Computational considerations: Online algorithms are extremely lightweight (linear in the number of experts per round) and thus suitable for real‑time deployment, but their performance ceiling is low in this domain. Bayesian batch methods require iterative optimization (EM or variational inference) with a complexity on the order of O(N·T·log K) (N = experts, T = games, K = number of iterations). While more demanding, the computational cost is acceptable for offline analysis and yields tangible gains in calibration.
Data characteristics: The NFL setting provides binary outcomes but continuous probability forecasts.

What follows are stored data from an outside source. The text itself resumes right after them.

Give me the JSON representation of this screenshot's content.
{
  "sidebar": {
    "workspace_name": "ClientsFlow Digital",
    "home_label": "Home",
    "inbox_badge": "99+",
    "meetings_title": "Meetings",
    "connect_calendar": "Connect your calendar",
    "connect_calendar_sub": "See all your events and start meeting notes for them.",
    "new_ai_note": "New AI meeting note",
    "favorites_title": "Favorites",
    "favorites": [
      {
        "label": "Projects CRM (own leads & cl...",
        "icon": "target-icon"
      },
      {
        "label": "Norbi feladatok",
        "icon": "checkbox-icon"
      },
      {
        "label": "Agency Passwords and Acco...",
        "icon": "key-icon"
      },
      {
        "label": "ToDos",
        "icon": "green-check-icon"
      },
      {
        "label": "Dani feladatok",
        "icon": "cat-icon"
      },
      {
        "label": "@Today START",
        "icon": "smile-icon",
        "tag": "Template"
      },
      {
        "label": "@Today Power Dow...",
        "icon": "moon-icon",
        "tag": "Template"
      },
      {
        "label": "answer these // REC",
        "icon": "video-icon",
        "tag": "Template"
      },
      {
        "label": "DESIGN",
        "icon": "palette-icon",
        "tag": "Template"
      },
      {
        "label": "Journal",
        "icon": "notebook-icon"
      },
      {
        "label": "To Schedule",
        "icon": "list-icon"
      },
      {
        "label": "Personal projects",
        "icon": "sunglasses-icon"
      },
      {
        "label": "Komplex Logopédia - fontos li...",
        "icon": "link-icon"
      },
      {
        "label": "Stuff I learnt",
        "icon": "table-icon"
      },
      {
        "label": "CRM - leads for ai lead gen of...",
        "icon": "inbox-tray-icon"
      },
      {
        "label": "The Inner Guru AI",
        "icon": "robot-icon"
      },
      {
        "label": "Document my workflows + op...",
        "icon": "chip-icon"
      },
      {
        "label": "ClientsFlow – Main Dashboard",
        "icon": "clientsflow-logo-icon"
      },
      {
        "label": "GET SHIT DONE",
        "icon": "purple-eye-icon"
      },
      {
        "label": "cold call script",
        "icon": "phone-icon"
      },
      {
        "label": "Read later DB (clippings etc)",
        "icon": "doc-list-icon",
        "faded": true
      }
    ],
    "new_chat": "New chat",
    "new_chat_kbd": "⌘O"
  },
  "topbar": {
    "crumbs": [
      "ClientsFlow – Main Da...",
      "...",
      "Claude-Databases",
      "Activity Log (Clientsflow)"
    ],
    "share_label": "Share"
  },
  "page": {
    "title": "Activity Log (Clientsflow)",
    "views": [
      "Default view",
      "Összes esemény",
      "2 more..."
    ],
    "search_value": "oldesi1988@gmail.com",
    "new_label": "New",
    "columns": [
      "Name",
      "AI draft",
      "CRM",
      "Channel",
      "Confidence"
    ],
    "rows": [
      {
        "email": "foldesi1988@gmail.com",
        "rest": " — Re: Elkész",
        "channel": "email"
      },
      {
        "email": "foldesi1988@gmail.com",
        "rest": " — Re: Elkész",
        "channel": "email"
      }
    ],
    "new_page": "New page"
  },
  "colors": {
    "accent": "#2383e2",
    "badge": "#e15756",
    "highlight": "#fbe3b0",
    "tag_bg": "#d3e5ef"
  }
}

The variance among experts is substantial; some consistently provide well‑calibrated probabilities, while others are noisy or biased. Simple averaging smooths out noise but cannot differentiate between high‑quality and low‑quality contributors. The Bayesian framework’s ability to learn per‑expert variance exploits this heterogeneity, leading to better calibrated predictions.

Implications and Future Directions
The authors conclude that, for tasks where the primary goal is accurate binary classification, simple averaging is hard to beat. However, when the quality of the probability estimate itself matters—e.g., in betting markets, risk‑adjusted decision making, or any application that uses the forecast as a probability input—modeling expert uncertainty yields measurable benefits. The study suggests several avenues for further research: (1) extending the Bayesian model with hierarchical priors to capture group‑level effects (team‑specific, season‑specific trends); (2) incorporating non‑linear transformations or kernel methods to capture interactions among experts; (3) developing online Bayesian updating schemes that retain the calibration advantages while operating in real time; and (4) testing the approaches on other domains (financial forecasts, medical diagnosis) where expert probability elicitation is common.

In sum, the paper provides a thorough empirical benchmark of aggregation techniques on a realistic, large‑scale dataset, demonstrating that while simple averaging remains a robust baseline for accuracy, Bayesian variance‑aware aggregation offers a principled path to superior probabilistic calibration.